前月(2026年7月)と比較すると7件の大幅減となっており、月間の倒産件数が1桁台を記録するのは2026年に入ってから初めてのことです。
また、負債総額に関しても3億4000万円となり、前年同月の金額と比較して5億6400万円の大幅減少となりました。大型倒産の発生が控圧されたことで、全体の負債額が大きく押し下げられた形です。
倒産の原因は全件「販売不振」業種ごとの課題とは
倒産要因は100%が「売上不振」
今回判明した5件の倒産要因において、共通しているのは「販売不振」です。すべての企業が需要の低迷や受注減少による売上不振に陥り、資金繰りを圧迫されたことが直接的な要因となりました。
建設業・サービス業・小売業への影響
業種別で見ると、「建設業」が2件、「サービス業他」が2件、「小売業」が1件となっています。

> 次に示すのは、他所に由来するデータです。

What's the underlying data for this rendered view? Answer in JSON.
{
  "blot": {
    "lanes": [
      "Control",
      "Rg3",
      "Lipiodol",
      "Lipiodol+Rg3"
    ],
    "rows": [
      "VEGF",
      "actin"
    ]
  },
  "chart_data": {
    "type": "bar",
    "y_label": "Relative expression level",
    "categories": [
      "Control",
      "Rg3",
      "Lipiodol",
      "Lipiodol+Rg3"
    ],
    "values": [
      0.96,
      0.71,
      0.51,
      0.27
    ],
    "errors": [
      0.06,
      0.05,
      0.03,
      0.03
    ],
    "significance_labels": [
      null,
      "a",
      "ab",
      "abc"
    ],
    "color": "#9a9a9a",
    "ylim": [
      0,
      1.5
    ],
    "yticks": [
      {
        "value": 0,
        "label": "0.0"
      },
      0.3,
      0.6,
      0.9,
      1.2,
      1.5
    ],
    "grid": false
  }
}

建設業では資材価格の高騰や人手不足に伴う人件費の上昇が利益を圧迫しやすい環境が続いています。また、個人消費に関わるサービス業や小売業でも、物価高に伴う消費者の節約志向や競争激化が厳しい経営環境をもたらしています。
岡山県内における企業倒産の規模・地域別内訳
| 項目 | 数値・内容 | 前年・前月比等の特徴 |
|---|---|---|
| 倒産件数 | 5件 | 前月比7件減(2026年初の1桁) |
| 負債総額 | 3億4000万円 | 前年同月比5億6400万円減 |
| 地域別内訳 | 岡山市(3件)、津山市(1件)、浅口市(1件) | 県南中心だが県北(津山)でも発生 |
| 主な業種 | 建設業(2件)、サービス業他(2件)、小売業(1件) | 小規模事業者の倒産が中心 |
| 倒産の理由 | 販売不振(全5件) | 売上減少に伴う資金繰りの限界 |
一時的な落ち着き?9月以降に倒産が再増する懸念
8月の件数が減少したからといって、地域経済が好転したと断定するのは時期尚早と考えられます。
東京商工リサーチは「破産手続きを現在進めている段階の企業もあり、9月以降に再び倒産件数が増加へ転じる可能性がある」と分析しており、今後の動向に注視が必要としています。
夏場の一時的な手元資金の調整や夏期休暇等の手続き上のズレが影響している可能性もあり、秋口にかけて破産手続きが顕在化することで、再び倒産件数が押し上げられる懸念が残されています。
よくある質問(FAQ)
まとめ
- 8月の岡山県内の倒産(負債1000万円以上)は5件と今年初の1桁に落ち着いた。
- 負債総額も3億4000万円にとどまり、前年同期と比べて大幅に縮小した。
- しかし倒産理由は全件が「販売不振」であり、根本的な需要回復とは言い難い。
- 水面下で破産準備を進める企業もあるため、9月以降の再増リスクに警戒が必要。
月間の倒産件数が今年初めて1桁に抑えられたというニュースは、一見すると地域経済の落ち着きを感じさせる好材料に思えます。
しかし、その背景にある倒産原因の100%が「販売不振」であるという現実は、地域の小規模事業者が抱える経営の厳しさが依然として続いていることを物語っています。物価高や人手不足が重なる中で、経営体力が徐々に削られている企業は少なくありません。
数字上の一時的な減少に一喜一憂することなく、地元の雇用や生活基盤を守るためにも、秋以降の経済動向や地域企業への支援の広がりに引き続き関心を寄せていく必要があります。